🤖 AI Summary
This work addresses the challenge of policy learning from multi-source heterogeneous offline data, where distributional shifts across sites hinder effective generalization. The authors propose an offline reinforcement learning framework grounded in a group-robust Markov decision process. By employing a shared feature mapping to capture both commonality and heterogeneity across sites, the method constructs a feature-level uncertainty set that preserves cross-site structure and enables tractable robust Bellman recursion. Site-wise ridge regression is used to estimate Bellman targets, combined with a worst-case aggregation over features and a data-dependent pessimistic penalty. A clustering-based extension further enhances sample efficiency while circumventing the restrictive state-action rectangularity assumption. Under a robust partial coverage condition, the approach enjoys provable suboptimality bounds for the learned policy, yielding efficient and robust sequential decision-making.
📝 Abstract
We often collect data from multiple sites (e.g., hospitals) that share common structure but also exhibit heterogeneity. This paper aims to learn robust sequential decision-making policies from such offline, multi-site datasets. To model cross-site uncertainty, we study distributionally robust MDPs with a group-linear structure: all sites share a common feature map, and both the transition kernels and expected reward functions are linear in these shared features. We introduce feature-wise (d-rectangular) uncertainty sets, which preserve tractable robust Bellman recursions while maintaining key cross-site structure.
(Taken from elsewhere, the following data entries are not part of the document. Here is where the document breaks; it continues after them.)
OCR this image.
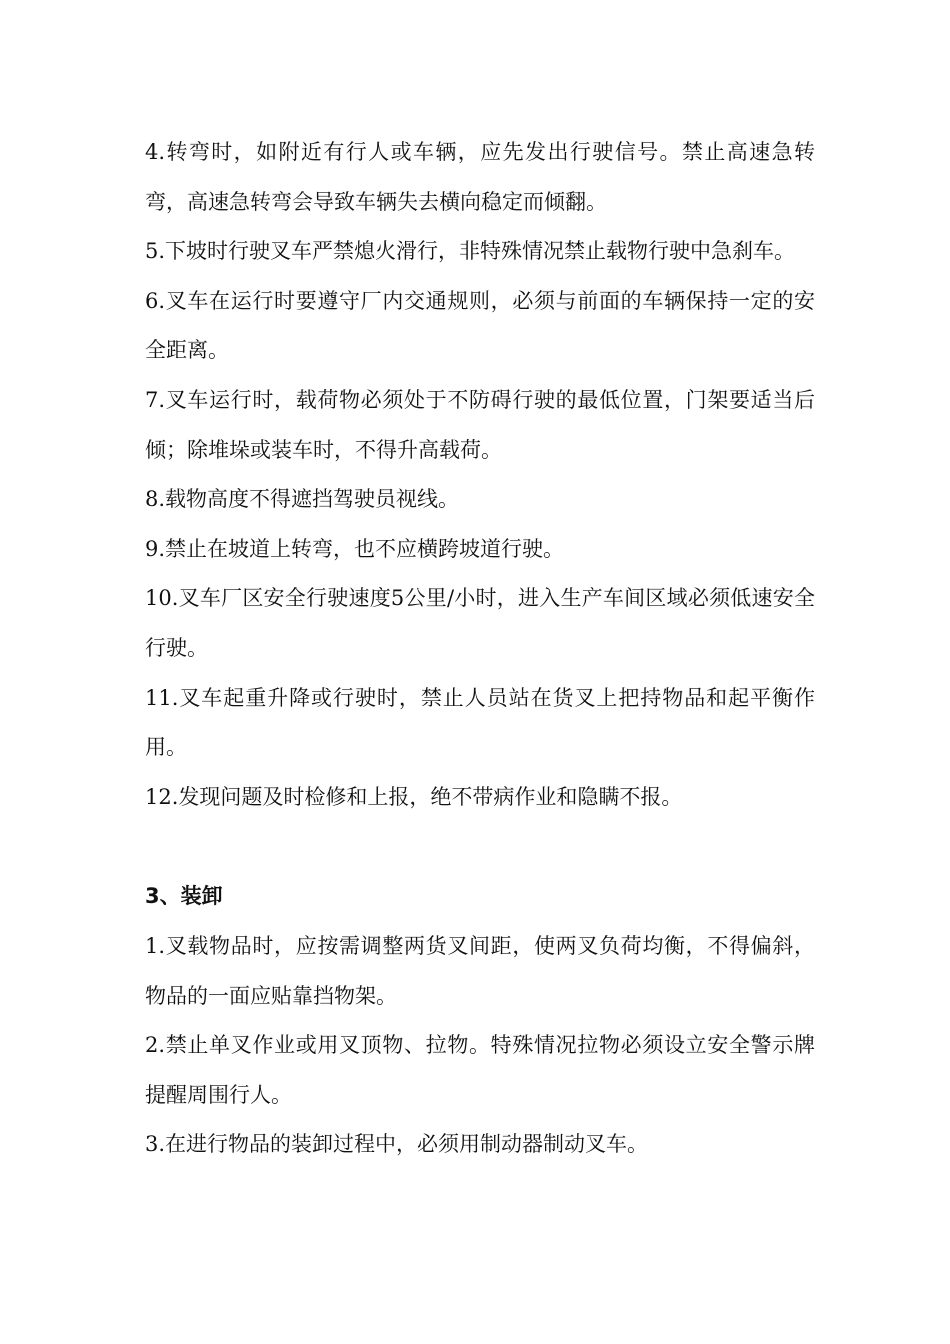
4.转弯时，如附近有行人或车辆，应先发出行驶信号。禁止高速急转弯，高速急转弯会导致车辆失去横向稳定而倾翻。

5.下坡时行驶叉车严禁熄火滑行，非特殊情况禁止载物行驶中急刹车。

6.叉车在运行时要遵守厂内交通规则，必须与前面的车辆保持一定的安全距离。

7.叉车运行时，载荷物必须处于不防碍行驶的最低位置，门架要适当后倾；除堆垛或装车时，不得升高载荷。

8.载物高度不得遮挡驾驶员视线。

9.禁止在坡道上转弯，也不应横跨坡道行驶。

10.叉车厂区安全行驶速度5公里/小时，进入生产车间区域必须低速安全行驶。

11.叉车起重升降或行驶时，禁止人员站在货叉上把持物品和起平衡作用。

12.发现问题及时检修和上报，绝不带病作业和隐瞒不报。

3、装卸

1.叉载物品时，应按需调整两货叉间距，使两叉负荷均衡，不得偏斜，物品的一面应贴靠挡物架。

2.禁止单叉作业或用叉顶物、拉物。特殊情况拉物必须设立安全警示牌提醒周围行人。

3.在进行物品的装卸过程中，必须用制动器制动叉车。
Building on this, we then develop an offline algorithm based on pessimistic value iteration that includes: (i) per-site ridge regression for Bellman targets, (ii) feature-wise worst-case (row-wise minimization) aggregation, and (iii) a data-dependent pessimism penalty computed from the diagonals of the inverse design matrices. We further propose a cluster-level extension that pools similar sites to improve sample efficiency, guided by prior knowledge of site similarity. Under a robust partial coverage assumption, we prove a suboptimality bound for the resulting policy. Overall, our framework addresses multi-site learning with heterogeneous data sources and provides a principled approach to robust planning without relying on strong state-action rectangularity assumptions.